Nos seis momentos de ditadura, em muitas casos sangrentas, na Argentina a partir dos anos 30, na deposição de Salvador Allende em 1973, substituído pelo tirano Pinochet com os Chicago Boys, economistas ultraliberais da escola de Chicago, a destruírem a economia chilena  e no golpe mais recente de deposição de Dilma Roussef, no Brasil, os USA estiveram  presentes a manobrar os cordelinhos que levaram à destruição da esperança e ao recrudescimento das desigualdades e da pobreza na quase totalidade dos países da América Latina.

O Brasil com a burguesia anafada investe biliões no imobiliário nos USA, enquanto o povo definha em favelas imundas, onde crescem hordas de pobres e o narcotráfico. Será sempre o país do futuro, de um futuro que nunca será presente pela ação malfazeja do inimigo que imita sem sucesso.

Vargas Llosa, socorrendo-se de uma simbiose de ficção e de factos históricos, investigados de forma rigorosa conta-nos a história da deposição, através de golpe de Estado do presidente guatemalteco, Jacob Ardens no seu novo romance “Tempos Duros”.
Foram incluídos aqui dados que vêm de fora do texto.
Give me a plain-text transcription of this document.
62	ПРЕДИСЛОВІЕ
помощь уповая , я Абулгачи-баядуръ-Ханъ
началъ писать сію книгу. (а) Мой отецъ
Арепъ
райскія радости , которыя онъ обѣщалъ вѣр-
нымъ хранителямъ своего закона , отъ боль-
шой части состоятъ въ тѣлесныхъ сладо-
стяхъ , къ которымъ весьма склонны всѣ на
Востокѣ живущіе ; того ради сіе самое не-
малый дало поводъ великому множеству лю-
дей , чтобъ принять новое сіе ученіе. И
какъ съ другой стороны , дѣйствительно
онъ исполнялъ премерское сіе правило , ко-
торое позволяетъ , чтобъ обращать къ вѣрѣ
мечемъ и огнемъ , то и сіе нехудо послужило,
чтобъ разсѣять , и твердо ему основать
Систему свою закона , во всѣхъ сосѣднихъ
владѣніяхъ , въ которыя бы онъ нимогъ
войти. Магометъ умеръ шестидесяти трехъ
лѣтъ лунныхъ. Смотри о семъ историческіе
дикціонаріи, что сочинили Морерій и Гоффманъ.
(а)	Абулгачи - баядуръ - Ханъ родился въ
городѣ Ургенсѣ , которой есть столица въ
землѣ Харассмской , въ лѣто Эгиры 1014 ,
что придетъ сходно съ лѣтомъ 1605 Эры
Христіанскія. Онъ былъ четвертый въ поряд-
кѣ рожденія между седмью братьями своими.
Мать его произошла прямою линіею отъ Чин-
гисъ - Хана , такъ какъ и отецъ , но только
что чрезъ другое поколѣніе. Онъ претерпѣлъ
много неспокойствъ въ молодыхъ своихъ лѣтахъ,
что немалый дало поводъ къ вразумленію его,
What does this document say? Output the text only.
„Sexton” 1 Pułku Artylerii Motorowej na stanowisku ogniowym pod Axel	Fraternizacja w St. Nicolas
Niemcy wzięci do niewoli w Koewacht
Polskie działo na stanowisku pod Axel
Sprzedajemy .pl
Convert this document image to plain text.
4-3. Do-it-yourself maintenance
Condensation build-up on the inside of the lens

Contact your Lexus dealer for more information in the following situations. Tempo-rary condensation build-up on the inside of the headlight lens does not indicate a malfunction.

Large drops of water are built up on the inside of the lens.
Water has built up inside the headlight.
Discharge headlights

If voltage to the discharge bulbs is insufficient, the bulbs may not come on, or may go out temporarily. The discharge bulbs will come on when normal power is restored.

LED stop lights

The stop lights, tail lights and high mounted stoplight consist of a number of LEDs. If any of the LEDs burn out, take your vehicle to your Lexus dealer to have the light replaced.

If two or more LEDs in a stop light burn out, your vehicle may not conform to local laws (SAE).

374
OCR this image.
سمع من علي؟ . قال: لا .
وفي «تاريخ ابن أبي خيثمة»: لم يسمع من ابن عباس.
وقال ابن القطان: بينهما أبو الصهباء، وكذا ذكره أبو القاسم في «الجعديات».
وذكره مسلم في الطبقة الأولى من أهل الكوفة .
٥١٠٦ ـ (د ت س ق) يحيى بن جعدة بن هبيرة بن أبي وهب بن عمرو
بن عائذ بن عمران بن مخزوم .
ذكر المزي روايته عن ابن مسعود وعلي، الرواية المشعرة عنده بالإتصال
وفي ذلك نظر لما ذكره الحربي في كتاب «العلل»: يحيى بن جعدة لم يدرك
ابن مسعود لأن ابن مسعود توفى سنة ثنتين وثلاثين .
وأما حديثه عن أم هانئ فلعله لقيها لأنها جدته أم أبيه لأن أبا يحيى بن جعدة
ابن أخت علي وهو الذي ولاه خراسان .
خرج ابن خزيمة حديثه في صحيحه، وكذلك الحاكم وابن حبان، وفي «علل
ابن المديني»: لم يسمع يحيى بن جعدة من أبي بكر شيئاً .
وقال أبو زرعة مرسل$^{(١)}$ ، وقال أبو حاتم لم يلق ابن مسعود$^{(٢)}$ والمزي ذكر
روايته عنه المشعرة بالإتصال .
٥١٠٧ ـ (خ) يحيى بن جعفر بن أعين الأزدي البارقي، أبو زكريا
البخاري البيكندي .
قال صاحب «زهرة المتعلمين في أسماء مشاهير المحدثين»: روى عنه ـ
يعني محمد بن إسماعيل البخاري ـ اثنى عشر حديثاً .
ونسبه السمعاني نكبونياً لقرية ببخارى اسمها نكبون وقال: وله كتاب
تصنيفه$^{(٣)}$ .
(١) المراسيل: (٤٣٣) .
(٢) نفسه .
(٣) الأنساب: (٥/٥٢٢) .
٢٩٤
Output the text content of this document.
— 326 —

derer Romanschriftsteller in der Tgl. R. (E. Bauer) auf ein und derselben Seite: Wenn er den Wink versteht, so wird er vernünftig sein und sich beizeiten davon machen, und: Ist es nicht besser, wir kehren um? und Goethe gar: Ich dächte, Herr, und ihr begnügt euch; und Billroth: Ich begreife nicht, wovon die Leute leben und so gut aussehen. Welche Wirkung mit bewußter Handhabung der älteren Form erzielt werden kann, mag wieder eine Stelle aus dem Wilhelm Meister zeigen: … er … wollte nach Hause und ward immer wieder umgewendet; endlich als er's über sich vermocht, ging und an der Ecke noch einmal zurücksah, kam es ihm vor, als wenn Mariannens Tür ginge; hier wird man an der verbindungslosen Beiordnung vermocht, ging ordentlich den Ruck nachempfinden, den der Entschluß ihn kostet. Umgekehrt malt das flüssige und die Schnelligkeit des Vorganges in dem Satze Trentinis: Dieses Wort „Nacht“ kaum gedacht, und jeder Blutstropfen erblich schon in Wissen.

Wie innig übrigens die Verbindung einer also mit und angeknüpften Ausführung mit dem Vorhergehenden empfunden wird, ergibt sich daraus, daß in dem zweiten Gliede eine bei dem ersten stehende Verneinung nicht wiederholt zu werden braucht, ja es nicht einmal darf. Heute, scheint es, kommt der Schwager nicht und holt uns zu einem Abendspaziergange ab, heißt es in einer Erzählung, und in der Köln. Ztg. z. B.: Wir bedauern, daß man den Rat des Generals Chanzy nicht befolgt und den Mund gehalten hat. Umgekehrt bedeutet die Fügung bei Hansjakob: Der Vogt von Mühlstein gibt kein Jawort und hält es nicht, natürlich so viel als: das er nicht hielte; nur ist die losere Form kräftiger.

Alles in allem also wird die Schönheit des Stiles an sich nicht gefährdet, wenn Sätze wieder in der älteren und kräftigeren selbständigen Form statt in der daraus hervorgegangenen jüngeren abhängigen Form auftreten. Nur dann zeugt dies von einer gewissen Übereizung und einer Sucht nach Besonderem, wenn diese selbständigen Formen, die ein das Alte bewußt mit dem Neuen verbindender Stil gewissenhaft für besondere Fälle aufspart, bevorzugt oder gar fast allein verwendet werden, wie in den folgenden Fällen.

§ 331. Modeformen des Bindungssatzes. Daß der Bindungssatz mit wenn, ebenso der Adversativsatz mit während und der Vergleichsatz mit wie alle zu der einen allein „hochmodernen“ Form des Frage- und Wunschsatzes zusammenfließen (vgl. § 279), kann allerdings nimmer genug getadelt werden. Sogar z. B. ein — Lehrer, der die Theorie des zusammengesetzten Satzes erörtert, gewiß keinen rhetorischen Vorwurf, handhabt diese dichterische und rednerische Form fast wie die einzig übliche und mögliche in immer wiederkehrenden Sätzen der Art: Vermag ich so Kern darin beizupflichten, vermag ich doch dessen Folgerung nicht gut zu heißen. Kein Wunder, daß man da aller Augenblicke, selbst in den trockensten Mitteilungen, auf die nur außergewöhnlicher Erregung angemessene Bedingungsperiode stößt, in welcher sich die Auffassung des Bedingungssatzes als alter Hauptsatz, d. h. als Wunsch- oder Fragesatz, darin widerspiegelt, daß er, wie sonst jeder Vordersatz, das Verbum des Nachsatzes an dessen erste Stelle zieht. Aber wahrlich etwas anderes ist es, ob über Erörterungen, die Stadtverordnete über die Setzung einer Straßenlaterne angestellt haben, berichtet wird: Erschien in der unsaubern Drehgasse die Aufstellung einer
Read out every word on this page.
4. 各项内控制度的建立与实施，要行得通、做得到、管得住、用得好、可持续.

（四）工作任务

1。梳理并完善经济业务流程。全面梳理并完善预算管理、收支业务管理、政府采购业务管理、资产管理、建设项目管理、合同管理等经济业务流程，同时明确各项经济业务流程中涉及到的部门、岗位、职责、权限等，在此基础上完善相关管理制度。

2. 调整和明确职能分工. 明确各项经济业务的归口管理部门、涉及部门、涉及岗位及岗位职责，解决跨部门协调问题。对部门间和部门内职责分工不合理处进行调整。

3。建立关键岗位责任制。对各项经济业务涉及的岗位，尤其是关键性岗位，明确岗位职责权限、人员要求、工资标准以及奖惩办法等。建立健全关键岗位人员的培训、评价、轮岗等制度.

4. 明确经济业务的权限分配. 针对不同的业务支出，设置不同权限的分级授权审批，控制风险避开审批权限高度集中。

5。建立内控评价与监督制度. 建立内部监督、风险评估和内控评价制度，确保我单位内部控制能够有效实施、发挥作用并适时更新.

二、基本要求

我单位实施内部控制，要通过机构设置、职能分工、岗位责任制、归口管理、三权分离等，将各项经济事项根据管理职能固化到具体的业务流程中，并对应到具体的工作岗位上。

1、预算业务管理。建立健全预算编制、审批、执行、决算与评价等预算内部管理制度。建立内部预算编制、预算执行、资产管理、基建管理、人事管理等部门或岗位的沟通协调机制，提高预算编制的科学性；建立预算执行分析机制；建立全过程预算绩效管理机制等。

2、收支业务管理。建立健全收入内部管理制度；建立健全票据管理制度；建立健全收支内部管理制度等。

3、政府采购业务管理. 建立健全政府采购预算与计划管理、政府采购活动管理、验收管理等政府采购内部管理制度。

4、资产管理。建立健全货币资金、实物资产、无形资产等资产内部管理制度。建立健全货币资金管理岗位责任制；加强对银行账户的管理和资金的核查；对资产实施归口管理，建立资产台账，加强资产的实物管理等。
A democracia na Guatemala que se projetava no caminho do desenvolvimento era falada, comentada e admirada sobretudo nos meios universitários, causa de mal estar nos vários países onde havia ditaduras por todo o continente sul-americano.

Porque as coisas estavam a correr bem na economia, na reforma agrícola, no ensino e na ordem social, os americanos lançaram mão de uma fake new convencendo o povo de que Jacobo Ardens estava a preparar o seu pais para a intervenção soviética e instauração do sistema comunista.

Com o apoio da CIA e do ditador da República Dominicana Trujillo, o golpe de Estado vingou e Jacobo Ardens foi destituído. Apesar de o golpe de Estado ter ocorrido em 1954, a ingerência norte-americana continua a ser nota dominante.

Nada melhor do que a literatura, do que um bom livro de análise politica e sociológica para explicar a realidade.

O entendimento do mundo e a profundidade do pensamento critico assentam na leitura e na reflexão que a literatura escrita e oral desenvolvem.

Desde as primeiras fogueiras das tribos de Sapiens que aprendemos e chegamos ao conhecimento do mundo através de metáforas e narrativas mitológicas.

 Os tempos continuam a ser duros porque uma chaga de cinismo e maldade se pendurou nos fios do tempo.